Preble is not alone. Earlier, naval leadership began fielding a lower power dazzler known as ODIN on other Arleigh Burke hulls, including the destroyer USS Dewey, which carries the hull number DDG 105, as documented in imagery that shows the ODIN turret on USS Dewey DDG 105. That dazzler is designed to disrupt or damage the cameras on approaching drones rather than physically destroy the airframe, giving commanders a graduated set of options that now stretches from soft kill to hard kill as HELIOS joins the mix.

Cost, power, and the race to higher wattage

What makes these lasers strategically attractive is not just their speed of light engagement but their economics. Traditional surface to air missiles can cost hundreds of thousands or even millions of dollars per shot, a poor trade when the target is a quadcopter that might cost less than a family car. By contrast, HELIOS draws on the ship’s electrical power and can fire as long as generators and cooling systems hold up, a point that Navy officials have stressed in briefings and that is echoed in public commentary describing how the battlefield is going electric.

The Navy is already pushing toward even more powerful systems. A major industrial effort labeled Navy Starts Building 400kW Laser to Fry Drones and Hypersonic Threats aims to field a 400 kilowatt class weapon that can engage not just small drones but also faster, tougher targets, according to program details in the Navy Starts Building initiative. That same reporting frames the project as part of a broader effort titled Laser to Fry Drones and Hypersonic Threats, nested within a larger industrial strategy described as How Washington Is Turning Security Into Manufacturing, which underlines how deeply defense planners are tying directed energy to the U.S. manufacturing base.

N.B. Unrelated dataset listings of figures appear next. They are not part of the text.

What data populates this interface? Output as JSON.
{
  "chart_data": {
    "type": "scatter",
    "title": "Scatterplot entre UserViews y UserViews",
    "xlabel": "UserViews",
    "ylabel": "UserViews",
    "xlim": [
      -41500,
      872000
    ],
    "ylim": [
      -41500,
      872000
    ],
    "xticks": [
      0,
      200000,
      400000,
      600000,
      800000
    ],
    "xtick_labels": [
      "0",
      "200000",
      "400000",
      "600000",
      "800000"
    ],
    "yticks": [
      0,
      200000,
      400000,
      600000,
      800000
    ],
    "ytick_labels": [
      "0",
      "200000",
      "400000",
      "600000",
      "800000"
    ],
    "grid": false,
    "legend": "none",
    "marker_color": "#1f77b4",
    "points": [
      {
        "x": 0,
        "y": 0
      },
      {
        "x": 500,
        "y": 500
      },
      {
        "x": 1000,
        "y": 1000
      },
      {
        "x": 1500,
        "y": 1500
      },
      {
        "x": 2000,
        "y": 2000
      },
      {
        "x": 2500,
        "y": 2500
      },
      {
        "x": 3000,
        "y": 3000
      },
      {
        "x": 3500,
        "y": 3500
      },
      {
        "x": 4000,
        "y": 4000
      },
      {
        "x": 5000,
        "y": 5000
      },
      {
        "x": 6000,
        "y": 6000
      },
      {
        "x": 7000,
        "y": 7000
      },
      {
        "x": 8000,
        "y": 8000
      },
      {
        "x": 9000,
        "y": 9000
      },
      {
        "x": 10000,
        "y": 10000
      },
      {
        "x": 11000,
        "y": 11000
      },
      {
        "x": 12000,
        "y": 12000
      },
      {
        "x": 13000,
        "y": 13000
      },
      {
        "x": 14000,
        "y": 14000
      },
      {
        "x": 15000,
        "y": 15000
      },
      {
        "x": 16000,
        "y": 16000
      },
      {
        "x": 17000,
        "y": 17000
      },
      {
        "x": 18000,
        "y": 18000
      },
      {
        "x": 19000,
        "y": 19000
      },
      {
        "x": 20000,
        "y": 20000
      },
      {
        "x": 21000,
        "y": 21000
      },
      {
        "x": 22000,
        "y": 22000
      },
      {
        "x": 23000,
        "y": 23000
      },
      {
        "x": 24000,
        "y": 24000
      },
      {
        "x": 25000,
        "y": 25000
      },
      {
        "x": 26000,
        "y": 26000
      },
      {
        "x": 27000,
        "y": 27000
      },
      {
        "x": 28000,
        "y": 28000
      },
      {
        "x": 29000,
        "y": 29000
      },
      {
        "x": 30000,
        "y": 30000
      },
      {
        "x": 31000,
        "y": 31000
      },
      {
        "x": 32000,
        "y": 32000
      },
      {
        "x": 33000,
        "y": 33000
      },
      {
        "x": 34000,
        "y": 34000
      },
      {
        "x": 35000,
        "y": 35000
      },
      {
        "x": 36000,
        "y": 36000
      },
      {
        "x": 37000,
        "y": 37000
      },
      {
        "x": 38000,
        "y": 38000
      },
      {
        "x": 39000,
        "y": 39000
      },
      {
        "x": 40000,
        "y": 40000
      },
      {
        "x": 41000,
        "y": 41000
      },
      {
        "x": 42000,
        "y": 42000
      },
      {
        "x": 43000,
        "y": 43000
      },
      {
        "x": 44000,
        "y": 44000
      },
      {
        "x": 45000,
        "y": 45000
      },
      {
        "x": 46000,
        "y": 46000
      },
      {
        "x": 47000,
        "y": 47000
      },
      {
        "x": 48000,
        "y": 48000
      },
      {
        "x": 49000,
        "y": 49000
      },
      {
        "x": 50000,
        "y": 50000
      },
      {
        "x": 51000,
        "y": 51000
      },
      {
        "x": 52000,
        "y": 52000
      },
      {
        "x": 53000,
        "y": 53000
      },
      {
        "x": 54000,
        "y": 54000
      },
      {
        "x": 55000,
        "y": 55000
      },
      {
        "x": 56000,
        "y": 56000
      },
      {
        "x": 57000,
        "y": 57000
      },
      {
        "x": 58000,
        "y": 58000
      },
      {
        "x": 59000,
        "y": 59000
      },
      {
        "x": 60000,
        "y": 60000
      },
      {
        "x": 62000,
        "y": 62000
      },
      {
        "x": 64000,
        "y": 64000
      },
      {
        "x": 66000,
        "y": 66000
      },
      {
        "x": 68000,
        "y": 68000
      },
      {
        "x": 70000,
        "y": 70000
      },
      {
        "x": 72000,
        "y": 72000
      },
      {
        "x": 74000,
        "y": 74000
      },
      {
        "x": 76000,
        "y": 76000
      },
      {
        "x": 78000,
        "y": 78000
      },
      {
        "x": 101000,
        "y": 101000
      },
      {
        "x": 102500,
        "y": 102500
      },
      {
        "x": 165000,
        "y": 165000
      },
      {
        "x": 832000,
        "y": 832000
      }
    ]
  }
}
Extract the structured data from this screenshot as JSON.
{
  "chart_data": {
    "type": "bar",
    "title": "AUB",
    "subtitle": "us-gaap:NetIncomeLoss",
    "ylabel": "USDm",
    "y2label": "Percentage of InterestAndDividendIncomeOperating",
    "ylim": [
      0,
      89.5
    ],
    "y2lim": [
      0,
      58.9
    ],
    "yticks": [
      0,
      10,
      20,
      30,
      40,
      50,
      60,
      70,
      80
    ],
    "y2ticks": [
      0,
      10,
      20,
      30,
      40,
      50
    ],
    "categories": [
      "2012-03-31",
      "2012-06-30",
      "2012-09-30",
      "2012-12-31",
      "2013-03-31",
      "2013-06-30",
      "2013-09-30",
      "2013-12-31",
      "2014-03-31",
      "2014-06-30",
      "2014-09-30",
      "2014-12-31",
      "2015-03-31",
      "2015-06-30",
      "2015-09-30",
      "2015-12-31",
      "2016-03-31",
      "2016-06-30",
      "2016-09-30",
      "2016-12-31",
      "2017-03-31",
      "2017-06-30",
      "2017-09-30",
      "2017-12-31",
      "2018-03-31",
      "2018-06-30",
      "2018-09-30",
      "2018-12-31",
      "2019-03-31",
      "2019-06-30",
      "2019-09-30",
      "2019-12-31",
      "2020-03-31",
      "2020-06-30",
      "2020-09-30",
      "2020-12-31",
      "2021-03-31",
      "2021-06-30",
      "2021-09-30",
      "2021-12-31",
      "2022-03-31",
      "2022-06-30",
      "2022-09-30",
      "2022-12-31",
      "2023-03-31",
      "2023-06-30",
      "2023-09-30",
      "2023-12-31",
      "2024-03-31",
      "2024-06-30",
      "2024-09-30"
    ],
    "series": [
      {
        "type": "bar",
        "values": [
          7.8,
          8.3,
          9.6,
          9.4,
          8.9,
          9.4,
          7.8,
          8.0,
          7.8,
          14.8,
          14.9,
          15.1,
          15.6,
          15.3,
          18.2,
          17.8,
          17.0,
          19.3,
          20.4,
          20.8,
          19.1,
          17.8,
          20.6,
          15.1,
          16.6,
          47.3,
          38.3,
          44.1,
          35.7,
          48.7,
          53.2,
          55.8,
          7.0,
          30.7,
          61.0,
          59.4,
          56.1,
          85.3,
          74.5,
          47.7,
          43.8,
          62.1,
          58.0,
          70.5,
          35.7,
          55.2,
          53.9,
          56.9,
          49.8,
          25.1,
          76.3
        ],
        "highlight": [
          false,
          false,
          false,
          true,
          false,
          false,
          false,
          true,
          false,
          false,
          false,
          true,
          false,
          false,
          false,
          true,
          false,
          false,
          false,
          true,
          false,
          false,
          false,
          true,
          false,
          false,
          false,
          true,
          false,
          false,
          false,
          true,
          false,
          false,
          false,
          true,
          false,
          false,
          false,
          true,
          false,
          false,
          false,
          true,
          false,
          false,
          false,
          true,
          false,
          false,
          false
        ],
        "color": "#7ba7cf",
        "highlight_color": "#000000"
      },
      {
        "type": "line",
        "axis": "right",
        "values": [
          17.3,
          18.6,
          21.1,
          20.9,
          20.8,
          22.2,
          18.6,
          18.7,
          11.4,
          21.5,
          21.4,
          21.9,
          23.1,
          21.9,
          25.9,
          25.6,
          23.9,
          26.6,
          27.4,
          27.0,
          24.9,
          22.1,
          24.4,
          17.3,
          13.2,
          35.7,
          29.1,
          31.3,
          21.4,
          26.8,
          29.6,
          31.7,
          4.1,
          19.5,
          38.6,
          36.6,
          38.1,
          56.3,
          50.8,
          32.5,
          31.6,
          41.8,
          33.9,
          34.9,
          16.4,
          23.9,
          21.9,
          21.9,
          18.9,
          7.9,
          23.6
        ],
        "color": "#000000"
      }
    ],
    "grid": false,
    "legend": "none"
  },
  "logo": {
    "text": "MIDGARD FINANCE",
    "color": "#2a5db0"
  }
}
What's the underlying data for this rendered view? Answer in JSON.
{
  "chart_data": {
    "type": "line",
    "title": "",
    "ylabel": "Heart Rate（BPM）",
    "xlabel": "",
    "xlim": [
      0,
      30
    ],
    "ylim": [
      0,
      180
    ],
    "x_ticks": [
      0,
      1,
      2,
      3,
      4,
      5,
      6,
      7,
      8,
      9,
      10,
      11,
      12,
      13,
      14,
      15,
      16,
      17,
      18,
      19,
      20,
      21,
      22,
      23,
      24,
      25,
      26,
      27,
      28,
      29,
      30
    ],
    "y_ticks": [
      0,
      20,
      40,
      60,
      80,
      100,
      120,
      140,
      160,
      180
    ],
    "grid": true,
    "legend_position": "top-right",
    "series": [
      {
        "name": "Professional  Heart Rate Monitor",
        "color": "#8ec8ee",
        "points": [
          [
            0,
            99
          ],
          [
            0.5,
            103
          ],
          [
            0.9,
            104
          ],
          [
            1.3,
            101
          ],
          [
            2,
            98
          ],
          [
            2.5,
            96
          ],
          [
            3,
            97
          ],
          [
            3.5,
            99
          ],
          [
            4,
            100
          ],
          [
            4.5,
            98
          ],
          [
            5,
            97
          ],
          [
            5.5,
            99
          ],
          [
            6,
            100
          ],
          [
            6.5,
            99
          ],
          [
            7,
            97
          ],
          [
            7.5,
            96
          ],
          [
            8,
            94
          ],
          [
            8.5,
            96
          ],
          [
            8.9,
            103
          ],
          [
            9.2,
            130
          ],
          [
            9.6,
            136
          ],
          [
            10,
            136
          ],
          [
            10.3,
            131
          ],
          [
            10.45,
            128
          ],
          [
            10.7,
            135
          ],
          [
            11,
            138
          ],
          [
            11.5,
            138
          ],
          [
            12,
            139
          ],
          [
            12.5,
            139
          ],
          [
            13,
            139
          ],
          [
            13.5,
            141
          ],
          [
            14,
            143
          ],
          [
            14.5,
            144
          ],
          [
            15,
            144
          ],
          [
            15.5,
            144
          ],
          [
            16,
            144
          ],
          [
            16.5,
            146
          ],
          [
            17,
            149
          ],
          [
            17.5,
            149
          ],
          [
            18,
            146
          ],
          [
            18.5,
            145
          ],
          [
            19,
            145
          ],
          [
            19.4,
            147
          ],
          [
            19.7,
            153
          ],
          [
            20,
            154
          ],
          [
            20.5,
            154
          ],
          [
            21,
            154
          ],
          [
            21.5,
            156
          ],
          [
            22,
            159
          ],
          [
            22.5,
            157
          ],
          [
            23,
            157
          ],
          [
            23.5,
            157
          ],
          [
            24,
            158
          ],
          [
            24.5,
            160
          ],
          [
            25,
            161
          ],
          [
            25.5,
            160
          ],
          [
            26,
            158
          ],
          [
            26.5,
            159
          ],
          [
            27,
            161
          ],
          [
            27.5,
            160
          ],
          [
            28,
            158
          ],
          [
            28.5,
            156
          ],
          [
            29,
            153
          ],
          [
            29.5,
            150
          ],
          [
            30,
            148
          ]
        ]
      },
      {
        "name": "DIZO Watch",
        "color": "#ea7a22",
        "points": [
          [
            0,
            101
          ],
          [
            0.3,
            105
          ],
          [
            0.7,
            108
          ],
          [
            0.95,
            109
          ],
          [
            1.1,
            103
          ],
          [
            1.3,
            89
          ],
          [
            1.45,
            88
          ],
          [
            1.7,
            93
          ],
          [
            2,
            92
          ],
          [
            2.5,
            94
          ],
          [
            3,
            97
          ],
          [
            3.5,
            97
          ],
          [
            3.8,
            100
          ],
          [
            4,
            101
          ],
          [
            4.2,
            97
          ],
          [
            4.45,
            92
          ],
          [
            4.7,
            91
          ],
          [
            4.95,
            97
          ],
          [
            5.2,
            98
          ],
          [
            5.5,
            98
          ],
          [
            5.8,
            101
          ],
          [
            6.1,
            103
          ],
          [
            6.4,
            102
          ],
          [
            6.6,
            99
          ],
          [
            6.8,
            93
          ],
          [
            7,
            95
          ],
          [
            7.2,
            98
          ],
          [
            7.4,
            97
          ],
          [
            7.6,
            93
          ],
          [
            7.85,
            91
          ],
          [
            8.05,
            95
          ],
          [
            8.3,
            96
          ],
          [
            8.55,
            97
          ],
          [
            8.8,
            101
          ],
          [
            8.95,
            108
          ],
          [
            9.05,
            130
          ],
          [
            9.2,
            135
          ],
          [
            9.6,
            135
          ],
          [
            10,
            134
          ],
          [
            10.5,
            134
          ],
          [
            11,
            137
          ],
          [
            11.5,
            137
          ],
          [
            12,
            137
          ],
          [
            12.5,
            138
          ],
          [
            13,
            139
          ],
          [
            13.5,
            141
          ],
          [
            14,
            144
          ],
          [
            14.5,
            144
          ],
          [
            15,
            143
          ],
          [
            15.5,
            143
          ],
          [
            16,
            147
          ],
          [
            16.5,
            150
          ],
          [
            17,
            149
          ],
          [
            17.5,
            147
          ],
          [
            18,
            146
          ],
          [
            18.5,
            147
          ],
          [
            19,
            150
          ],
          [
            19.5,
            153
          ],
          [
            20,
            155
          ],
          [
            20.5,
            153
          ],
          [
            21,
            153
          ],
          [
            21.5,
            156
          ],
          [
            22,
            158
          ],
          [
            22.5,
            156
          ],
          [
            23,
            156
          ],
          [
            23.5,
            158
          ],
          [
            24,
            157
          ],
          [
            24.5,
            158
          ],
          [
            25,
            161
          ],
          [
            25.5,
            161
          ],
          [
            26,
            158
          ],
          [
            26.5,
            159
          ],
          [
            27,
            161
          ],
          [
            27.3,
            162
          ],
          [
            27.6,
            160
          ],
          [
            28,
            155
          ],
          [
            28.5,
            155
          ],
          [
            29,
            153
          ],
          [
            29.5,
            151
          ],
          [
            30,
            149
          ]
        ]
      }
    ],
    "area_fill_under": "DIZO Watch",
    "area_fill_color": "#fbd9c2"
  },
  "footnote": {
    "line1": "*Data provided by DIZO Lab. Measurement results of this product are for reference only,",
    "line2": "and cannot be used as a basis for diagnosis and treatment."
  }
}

Real world testing from the Red Sea to secretive SONGBOW

For all the controlled range shots, the most telling experiments are happening in contested waterways. Officials have acknowledged that the Navy is developing and testing a laser weapon in the Red Sea that can shoot down drones multiple times in a single sortie, a capability described in detail by a senior leader who highlighted how a single shipboard system could take out swarms of 2,000 dollar drones, according to reporting on the Red Sea trials. That same account underscores the allure of shipboard laser defenses that can fire repeatedly without leaving debris, a contrast to missile intercepts that often shower fragments into busy shipping lanes.

Behind the scenes, the Navy has launched a secretive effort known as SONGBOW, which is set to run through January 2027 if all phases are completed and is described as part of the service’s strategy to build layered defenses using directed energy, according to program details on SONGBOW. That same documentation notes that Set to run through that period, SONGBOW is one piece of a broader Navy plan that assumes the battlefield is going electric, with lasers, high power microwaves, and other directed energy systems forming a web of overlapping defenses around surface groups.